Until I get MT_Blacklist to work again, I'm continuing to close comments on entries older than 21 days. I haven't found a good way to do this automatically, so I'm using this command in phpMyAdmin to close the comments once a month or so.
UPDATE mt_entry SET entry_allow_comments=2 WHERE entry_allow_comments=1 AND TO_DAYS(NOW()) - TO_DAYS(entry_created_on) >= 21;
Since I keep losing track of the syntax, I'm putting it here where I can find it again.
So you can automate that? What's phpMyAdmin? I'm pretty clueless at php...
Blacklist's installed and running on my site, but for the last couple of weeks there's so much spam with new URLs that I'm cleansing several times a day. Yuck.
Having just completed Mike's "Server Side Boot Camp" class (RIT 739) I know what PHPMyAdmin is, but I didn't equate it (SQL) with Movable Type. Is there a benefit to using an SQL back-end to MT? If you were going to start from scratch, would you still do it that way? (I'm about to build a new blog in MT and was wondering if I should branch out from ye olde Perl.)
Using mySQL as the backend for MT makes a lot more sense.

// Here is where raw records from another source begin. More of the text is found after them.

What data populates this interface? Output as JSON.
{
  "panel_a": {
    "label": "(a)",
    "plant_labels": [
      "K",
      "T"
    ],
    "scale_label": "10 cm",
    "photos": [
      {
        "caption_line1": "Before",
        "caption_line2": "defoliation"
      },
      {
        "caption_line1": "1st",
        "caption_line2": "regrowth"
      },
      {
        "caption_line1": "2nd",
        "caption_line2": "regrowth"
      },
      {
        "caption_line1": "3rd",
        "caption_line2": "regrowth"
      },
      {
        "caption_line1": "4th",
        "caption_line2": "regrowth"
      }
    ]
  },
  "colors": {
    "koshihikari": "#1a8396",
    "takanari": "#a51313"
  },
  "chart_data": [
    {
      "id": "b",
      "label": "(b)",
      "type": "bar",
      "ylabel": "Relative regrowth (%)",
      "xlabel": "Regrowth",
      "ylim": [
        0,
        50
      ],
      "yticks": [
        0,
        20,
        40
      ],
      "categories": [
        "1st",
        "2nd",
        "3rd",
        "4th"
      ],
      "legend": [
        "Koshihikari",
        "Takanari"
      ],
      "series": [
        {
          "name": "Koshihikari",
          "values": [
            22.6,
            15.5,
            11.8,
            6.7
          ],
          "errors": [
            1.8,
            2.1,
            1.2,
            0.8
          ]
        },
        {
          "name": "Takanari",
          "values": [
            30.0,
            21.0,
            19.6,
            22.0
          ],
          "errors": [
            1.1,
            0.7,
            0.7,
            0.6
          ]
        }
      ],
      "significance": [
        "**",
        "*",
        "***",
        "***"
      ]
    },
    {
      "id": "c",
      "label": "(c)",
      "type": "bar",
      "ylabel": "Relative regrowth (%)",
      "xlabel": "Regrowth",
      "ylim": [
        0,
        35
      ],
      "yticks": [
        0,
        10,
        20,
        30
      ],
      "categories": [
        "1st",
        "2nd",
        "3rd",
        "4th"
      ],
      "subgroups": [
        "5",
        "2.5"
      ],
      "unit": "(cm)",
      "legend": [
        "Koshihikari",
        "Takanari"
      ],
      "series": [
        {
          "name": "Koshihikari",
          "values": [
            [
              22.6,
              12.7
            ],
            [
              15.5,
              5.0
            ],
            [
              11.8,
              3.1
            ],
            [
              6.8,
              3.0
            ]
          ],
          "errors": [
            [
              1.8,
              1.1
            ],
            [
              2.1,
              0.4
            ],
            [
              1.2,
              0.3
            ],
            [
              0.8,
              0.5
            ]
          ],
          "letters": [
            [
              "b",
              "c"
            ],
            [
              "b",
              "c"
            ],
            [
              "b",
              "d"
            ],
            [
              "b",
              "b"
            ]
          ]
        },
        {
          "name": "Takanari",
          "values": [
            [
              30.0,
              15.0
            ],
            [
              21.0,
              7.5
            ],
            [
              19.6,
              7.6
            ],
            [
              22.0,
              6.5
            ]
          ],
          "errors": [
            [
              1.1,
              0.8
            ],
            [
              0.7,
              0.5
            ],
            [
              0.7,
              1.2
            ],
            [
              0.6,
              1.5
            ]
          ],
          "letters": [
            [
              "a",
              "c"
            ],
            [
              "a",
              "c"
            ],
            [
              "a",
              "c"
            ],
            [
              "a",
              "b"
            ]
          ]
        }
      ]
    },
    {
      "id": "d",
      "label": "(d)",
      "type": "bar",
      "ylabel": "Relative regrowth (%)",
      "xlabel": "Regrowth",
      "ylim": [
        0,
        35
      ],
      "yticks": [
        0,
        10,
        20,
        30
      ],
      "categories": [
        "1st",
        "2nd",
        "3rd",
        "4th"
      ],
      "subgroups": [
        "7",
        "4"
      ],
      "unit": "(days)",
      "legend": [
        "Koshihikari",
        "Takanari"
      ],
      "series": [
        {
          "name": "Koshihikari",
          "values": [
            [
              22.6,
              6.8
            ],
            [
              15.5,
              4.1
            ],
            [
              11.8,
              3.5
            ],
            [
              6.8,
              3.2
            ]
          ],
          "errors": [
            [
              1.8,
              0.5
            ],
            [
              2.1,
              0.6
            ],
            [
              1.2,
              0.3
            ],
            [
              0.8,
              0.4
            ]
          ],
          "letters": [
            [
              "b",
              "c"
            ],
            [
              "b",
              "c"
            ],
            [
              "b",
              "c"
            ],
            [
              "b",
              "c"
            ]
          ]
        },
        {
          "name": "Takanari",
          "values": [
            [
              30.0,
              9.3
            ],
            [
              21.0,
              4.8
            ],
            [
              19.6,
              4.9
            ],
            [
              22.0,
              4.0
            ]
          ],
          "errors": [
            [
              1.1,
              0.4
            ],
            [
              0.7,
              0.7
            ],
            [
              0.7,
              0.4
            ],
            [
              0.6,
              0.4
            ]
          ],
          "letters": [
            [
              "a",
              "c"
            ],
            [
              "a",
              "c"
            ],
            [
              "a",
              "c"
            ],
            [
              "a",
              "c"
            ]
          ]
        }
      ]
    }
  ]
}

Unfortunately, mySQL isn't available on the RIT web server (Grace), so most students can't do it that way.
If you have access to mySQL on your server, I recommend going that route.
Jill, phpMyAdmin is software you can install on your server that gives you a graphical interface to managing a mySQL database.
BTW, Robert, MT is still written in Perl regardless of which database you use.
BerkeleyDB is the default if you don't specify otherwise--that's what's on Grace.
I use and like closecomments.php; doesn't run autonatically (I assume a CHRON job would work) but it's devilishly easy to use.
I'd be interested if someone has an ultimate answer about the way to fight comment spam. Can anyone suggest to be an article or blog entry that they thought got to the heart of the matter? Myself and two friends are working on some weblog software (still quite beta) and I'd like to work in whatever good ideas are out there. I've read several posts now, on BurningBird and Mark Pilgram's site, that refered to a security error in MT that seems to have unnecessarily opened the door to comment spam. What was that error? Google gives me too much info when I search for "MT comment spam error".